Kansas-Nebraska ActBritannica Elementary Article

User Click:48

In the mid-19th century many people in the United States disagreed about the issue of slavery. The Kansas-Nebraska Act of 1854 made slavery once again possible in territories where it had been outlawed since 1820. The result was violent conflict in Kansas between proslavery and antislavery activists, setting the stage for the American Civil War.

 

The act

The Kansas-Nebraska Act organized the lands west of Missouri and Iowa into two territories that were expected one day to become states. The act allowed the territories' own residents to decide whether or not to allow slavery within their borders. The Missouri Compromise of 1820 had stated that no new state north of the southern boundary of Missouri would be allowed to have slaves. Since both Kansas and Nebraska would be in this range, the new act seemed to be changing the law.

 

The rush to Kansas

Many Northerners protested the act. Nebraska stayed relatively calm, but Kansas soon became a battleground between proslavery and antislavery settlers who arrived in large numbers. In 1855, the first territorial election went to the proslavery side, helped by “raiders” from the nearby slaveholding state of Missouri. Slavery was promptly legalized in the territory.

Opponents of slavery known as abolitionists refused to accept the vote. Aided by groups in the Northern and Eastern states, they held their own election and set up their own government in the town of Lawrence.

 

“Bleeding Kansas”

On May 21, 1856, much of Lawrence was destroyed by a proslavery group. Three days later the abolitionist John Brown and his followers struck back and killed five men in what came to be called the Pottawatomie Massacre. Along the Missouri border, the two sides continued to fight battles, capture towns, and take prisoners. Elsewhere in the United States, the area was known as “Bleeding Kansas.”

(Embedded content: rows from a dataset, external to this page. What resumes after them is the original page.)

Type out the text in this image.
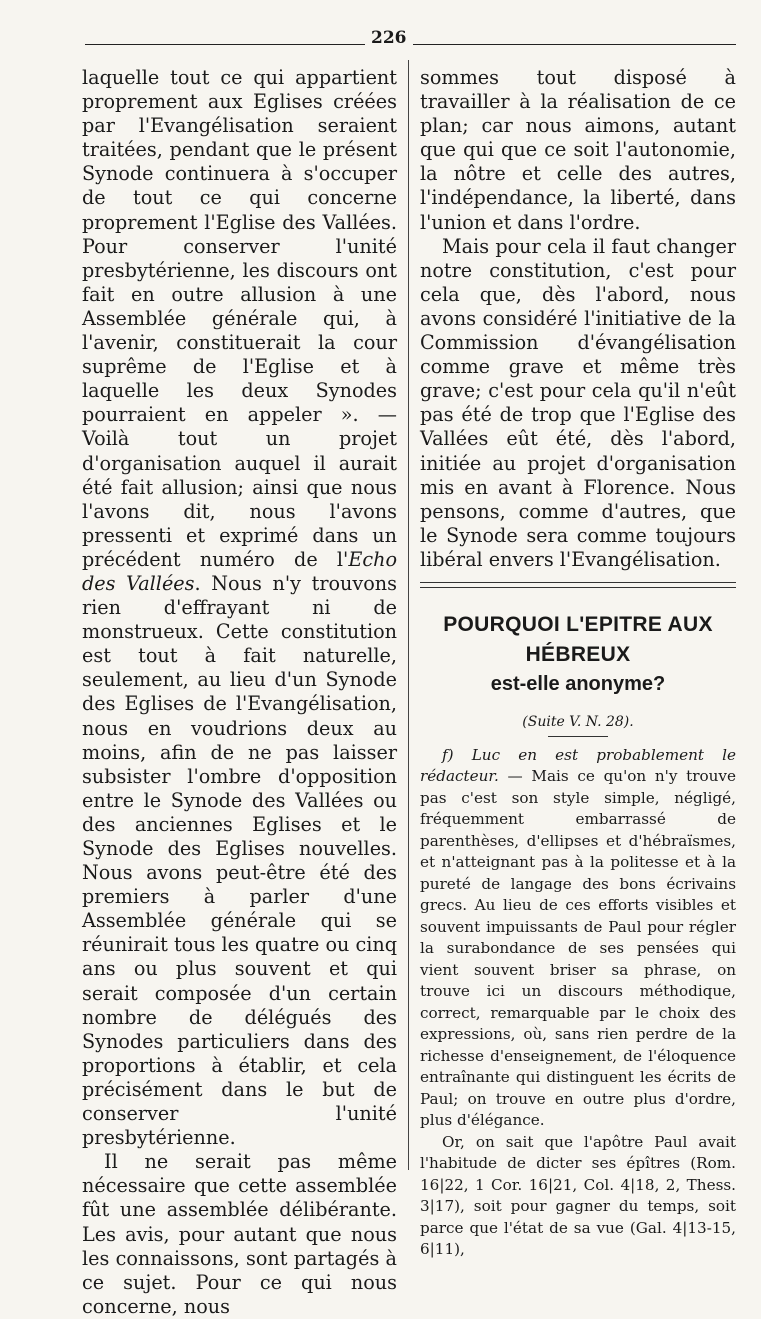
226

laquelle tout ce qui appartient proprement aux Eglises créées par l'Evangélisation seraient traitées, pendant que le présent Synode continuera à s'occuper de tout ce qui concerne proprement l'Eglise des Vallées. Pour conserver l'unité presbytérienne, les discours ont fait en outre allusion à une Assemblée générale qui, à l'avenir, constituerait la cour suprême de l'Eglise et à laquelle les deux Synodes pourraient en appeler ». — Voilà tout un projet d'organisation auquel il aurait été fait allusion; ainsi que nous l'avons dit, nous l'avons pressenti et exprimé dans un précédent numéro de l'Echo des Vallées. Nous n'y trouvons rien d'effrayant ni de monstrueux. Cette constitution est tout à fait naturelle, seulement, au lieu d'un Synode des Eglises de l'Evangélisation, nous en voudrions deux au moins, afin de ne pas laisser subsister l'ombre d'opposition entre le Synode des Vallées ou des anciennes Eglises et le Synode des Eglises nouvelles. Nous avons peut-être été des premiers à parler d'une Assemblée générale qui se réunirait tous les quatre ou cinq ans ou plus souvent et qui serait composée d'un certain nombre de délégués des Synodes particuliers dans des proportions à établir, et cela précisément dans le but de conserver l'unité presbytérienne.

Il ne serait pas même nécessaire que cette assemblée fût une assemblée délibérante. Les avis, pour autant que nous les connaissons, sont partagés à ce sujet. Pour ce qui nous concerne, nous

sommes tout disposé à travailler à la réalisation de ce plan; car nous aimons, autant que qui que ce soit l'autonomie, la nôtre et celle des autres, l'indépendance, la liberté, dans l'union et dans l'ordre.

Mais pour cela il faut changer notre constitution, c'est pour cela que, dès l'abord, nous avons considéré l'initiative de la Commission d'évangélisation comme grave et même très grave; c'est pour cela qu'il n'eût pas été de trop que l'Eglise des Vallées eût été, dès l'abord, initiée au projet d'organisation mis en avant à Florence. Nous pensons, comme d'autres, que le Synode sera comme toujours libéral envers l'Evangélisation.

POURQUOI L'EPITRE AUX HÉBREUX
est-elle anonyme?
(Suite V. N. 28).

f) Luc en est probablement le rédacteur. — Mais ce qu'on n'y trouve pas c'est son style simple, négligé, fréquemment embarrassé de parenthèses, d'ellipses et d'hébraïsmes, et n'atteignant pas à la politesse et à la pureté de langage des bons écrivains grecs. Au lieu de ces efforts visibles et souvent impuissants de Paul pour régler la surabondance de ses pensées qui vient souvent briser sa phrase, on trouve ici un discours méthodique, correct, remarquable par le choix des expressions, où, sans rien perdre de la richesse d'enseignement, de l'éloquence entraînante qui distinguent les écrits de Paul; on trouve en outre plus d'ordre, plus d'élégance.

Or, on sait que l'apôtre Paul avait l'habitude de dicter ses épîtres (Rom. 16|22, 1 Cor. 16|21, Col. 4|18, 2, Thess. 3|17), soit pour gagner du temps, soit parce que l'état de sa vue (Gal. 4|13-15, 6|11),
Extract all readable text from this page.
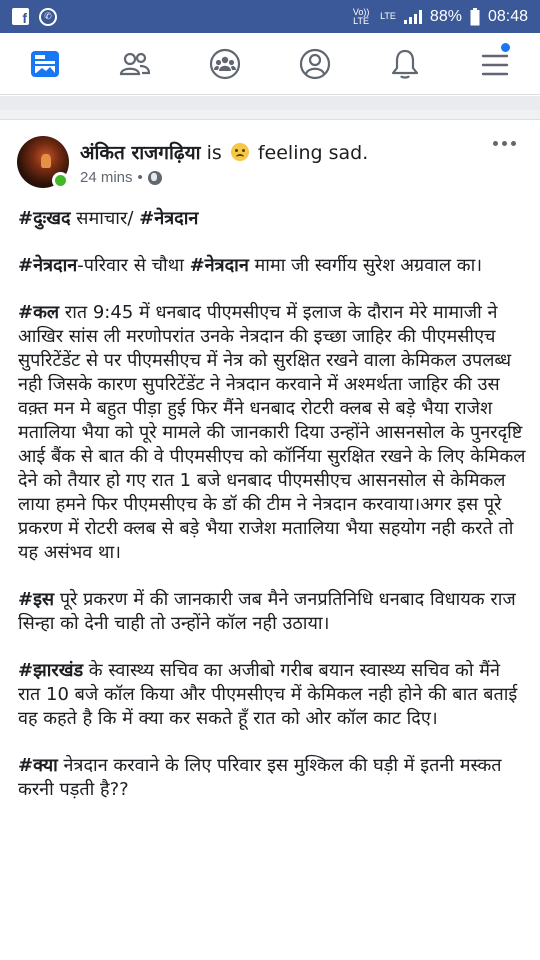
f	✆	Vo)) LTE	LTE 88% 08:48
अंकित राजगढ़िया is feeling sad.
24 mins •

#दुःखद समाचार/ #नेत्रदान

#नेत्रदान-परिवार से चौथा #नेत्रदान मामा जी स्वर्गीय सुरेश अग्रवाल का।

#कल रात 9:45 में धनबाद पीएमसीएच में इलाज के दौरान मेरे मामाजी ने आखिर सांस ली मरणोपरांत उनके नेत्रदान की इच्छा जाहिर की पीएमसीएच सुपरिटेंडेंट से पर पीएमसीएच में नेत्र को सुरक्षित रखने वाला केमिकल उपलब्ध नही जिसके कारण सुपरिटेंडेंट ने नेत्रदान करवाने में अश्मर्थता जाहिर की उस वक़्त मन मे बहुत पीड़ा हुई फिर मैंने धनबाद रोटरी क्लब से बड़े भैया राजेश मतालिया भैया को पूरे मामले की जानकारी दिया उन्होंने आसनसोल के पुनरदृष्टि आई बैंक से बात की वे पीएमसीएच को कॉर्निया सुरक्षित रखने के लिए केमिकल देने को तैयार हो गए रात 1 बजे धनबाद पीएमसीएच आसनसोल से केमिकल लाया हमने फिर पीएमसीएच के डॉ की टीम ने नेत्रदान करवाया।अगर इस पूरे प्रकरण में रोटरी क्लब से बड़े भैया राजेश मतालिया भैया सहयोग नही करते तो यह असंभव था।

#इस पूरे प्रकरण में की जानकारी जब मैने जनप्रतिनिधि धनबाद विधायक राज सिन्हा को देनी चाही तो उन्होंने कॉल नही उठाया।

#झारखंड के स्वास्थ्य सचिव का अजीबो गरीब बयान स्वास्थ्य सचिव को मैंने रात 10 बजे कॉल किया और पीएमसीएच में केमिकल नही होने की बात बताई वह कहते है कि में क्या कर सकते हूँ रात को ओर कॉल काट दिए।

#क्या नेत्रदान करवाने के लिए परिवार इस मुश्किल की घड़ी में इतनी मस्कत करनी पड़ती है??
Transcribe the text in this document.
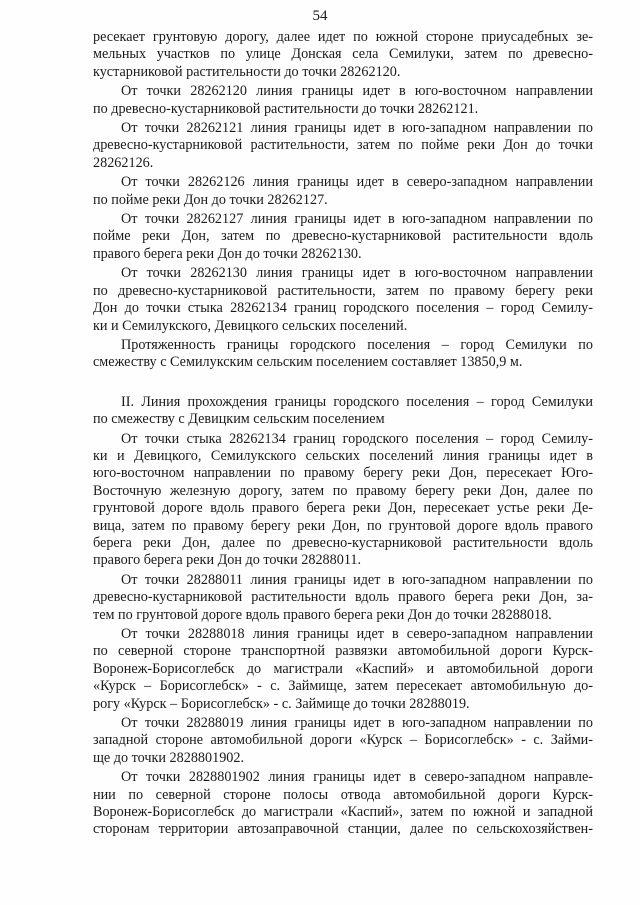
54

ресекает грунтовую дорогу, далее идет по южной стороне приусадебных зе-
мельных участков по улице Донская села Семилуки, затем по древесно-
кустарниковой растительности до точки 28262120.

От точки 28262120 линия границы идет в юго-восточном направлении
по древесно-кустарниковой растительности до точки 28262121.

От точки 28262121 линия границы идет в юго-западном направлении по
древесно-кустарниковой растительности, затем по пойме реки Дон до точки
28262126.

От точки 28262126 линия границы идет в северо-западном направлении
по пойме реки Дон до точки 28262127.

От точки 28262127 линия границы идет в юго-западном направлении по
пойме реки Дон, затем по древесно-кустарниковой растительности вдоль
правого берега реки Дон до точки 28262130.

От точки 28262130 линия границы идет в юго-восточном направлении
по древесно-кустарниковой растительности, затем по правому берегу реки
Дон до точки стыка 28262134 границ городского поселения – город Семилу-
ки и Семилукского, Девицкого сельских поселений.

Протяженность границы городского поселения – город Семилуки по
смежеству с Семилукским сельским поселением составляет 13850,9 м.

II. Линия прохождения границы городского поселения – город Семилуки
по смежеству с Девицким сельским поселением

От точки стыка 28262134 границ городского поселения – город Семилу-
ки и Девицкого, Семилукского сельских поселений линия границы идет в
юго-восточном направлении по правому берегу реки Дон, пересекает Юго-
Восточную железную дорогу, затем по правому берегу реки Дон, далее по
грунтовой дороге вдоль правого берега реки Дон, пересекает устье реки Де-
вица, затем по правому берегу реки Дон, по грунтовой дороге вдоль правого
берега реки Дон, далее по древесно-кустарниковой растительности вдоль
правого берега реки Дон до точки 28288011.

От точки 28288011 линия границы идет в юго-западном направлении по
древесно-кустарниковой растительности вдоль правого берега реки Дон, за-
тем по грунтовой дороге вдоль правого берега реки Дон до точки 28288018.

От точки 28288018 линия границы идет в северо-западном направлении
по северной стороне транспортной развязки автомобильной дороги Курск-
Воронеж-Борисоглебск до магистрали «Каспий» и автомобильной дороги
«Курск – Борисоглебск» - с. Займище, затем пересекает автомобильную до-
рогу «Курск – Борисоглебск» - с. Займище до точки 28288019.

От точки 28288019 линия границы идет в юго-западном направлении по
западной стороне автомобильной дороги «Курск – Борисоглебск» - с. Займи-
ще до точки 2828801902.

От точки 2828801902 линия границы идет в северо-западном направле-
нии по северной стороне полосы отвода автомобильной дороги Курск-
Воронеж-Борисоглебск до магистрали «Каспий», затем по южной и западной
сторонам территории автозаправочной станции, далее по сельскохозяйствен-
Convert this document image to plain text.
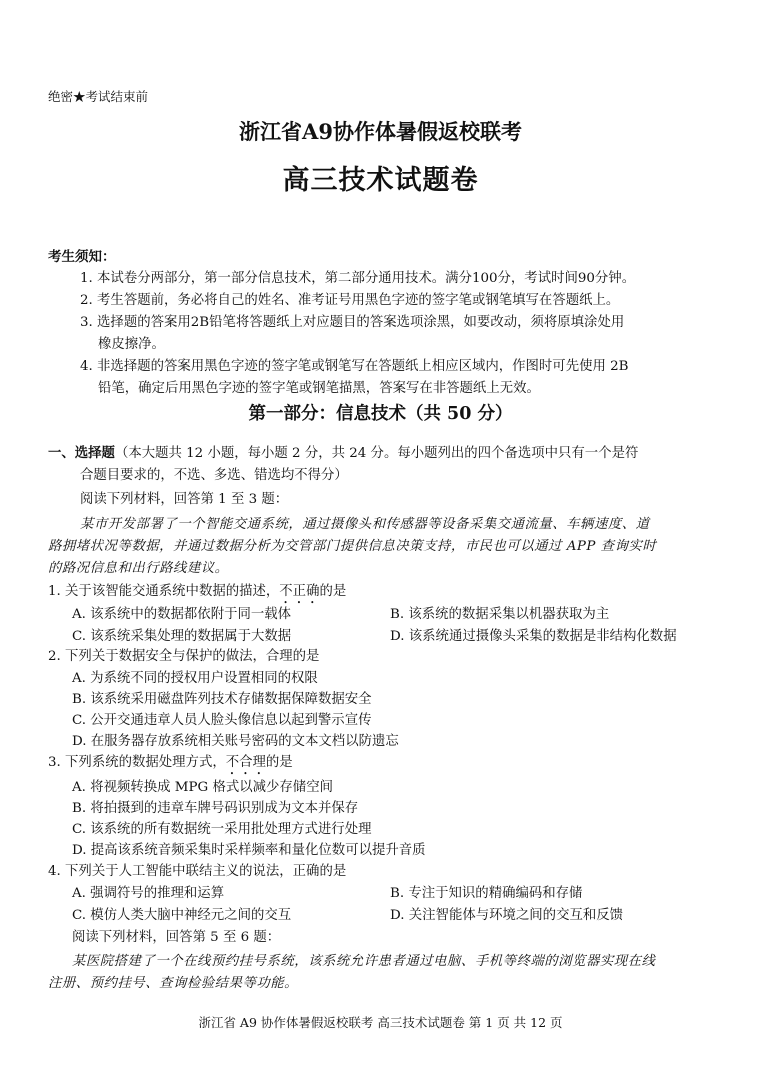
绝密★考试结束前
浙江省A9协作体暑假返校联考
高三技术试题卷
考生须知：
1. 本试卷分两部分，第一部分信息技术，第二部分通用技术。满分100分，考试时间90分钟。
2. 考生答题前，务必将自己的姓名、准考证号用黑色字迹的签字笔或钢笔填写在答题纸上。
3. 选择题的答案用2B铅笔将答题纸上对应题目的答案选项涂黑，如要改动，须将原填涂处用
橡皮擦净。
4. 非选择题的答案用黑色字迹的签字笔或钢笔写在答题纸上相应区域内，作图时可先使用 2B
铅笔，确定后用黑色字迹的签字笔或钢笔描黑，答案写在非答题纸上无效。
第一部分：信息技术（共 50 分）
一、选择题（本大题共 12 小题，每小题 2 分，共 24 分。每小题列出的四个备选项中只有一个是符
合题目要求的，不选、多选、错选均不得分）
阅读下列材料，回答第 1 至 3 题：
某市开发部署了一个智能交通系统，通过摄像头和传感器等设备采集交通流量、车辆速度、道
路拥堵状况等数据，并通过数据分析为交管部门提供信息决策支持，市民也可以通过 APP 查询实时
的路况信息和出行路线建议。
1. 关于该智能交通系统中数据的描述，不正确的是
A. 该系统中的数据都依附于同一载体	B. 该系统的数据采集以机器获取为主
C. 该系统采集处理的数据属于大数据	D. 该系统通过摄像头采集的数据是非结构化数据
2. 下列关于数据安全与保护的做法，合理的是
A. 为系统不同的授权用户设置相同的权限
B. 该系统采用磁盘阵列技术存储数据保障数据安全
C. 公开交通违章人员人脸头像信息以起到警示宣传
D. 在服务器存放系统相关账号密码的文本文档以防遗忘
3. 下列系统的数据处理方式，不合理的是
A. 将视频转换成 MPG 格式以减少存储空间
B. 将拍摄到的违章车牌号码识别成为文本并保存
C. 该系统的所有数据统一采用批处理方式进行处理
D. 提高该系统音频采集时采样频率和量化位数可以提升音质
4. 下列关于人工智能中联结主义的说法，正确的是
A. 强调符号的推理和运算	B. 专注于知识的精确编码和存储
C. 模仿人类大脑中神经元之间的交互	D. 关注智能体与环境之间的交互和反馈
阅读下列材料，回答第 5 至 6 题：
某医院搭建了一个在线预约挂号系统，该系统允许患者通过电脑、手机等终端的浏览器实现在线
注册、预约挂号、查询检验结果等功能。
浙江省 A9 协作体暑假返校联考 高三技术试题卷 第 1 页 共 12 页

President Franklin Pierce, who had supported the Kansas-Nebraska Act, struggled to restore order while staying generally on the side of the Southerners. Eventually he sent federal troops into the territory. A new election was then called and again the proslavery party won by using unfair tactics. Their proposed constitution was rejected by the U.S. Congress. Kansas had to remain a territory.

Eventually the free-state settlers became more numerous, and finally the South gave up the attempt to make Kansas a slave state. Kansas was admitted to the Union as a free state on January 29, 1861, just before the start of the Civil War. The disorder that followed from the Kansas-Nebraska Act showed how deeply the United States was divided by the issue of slavery.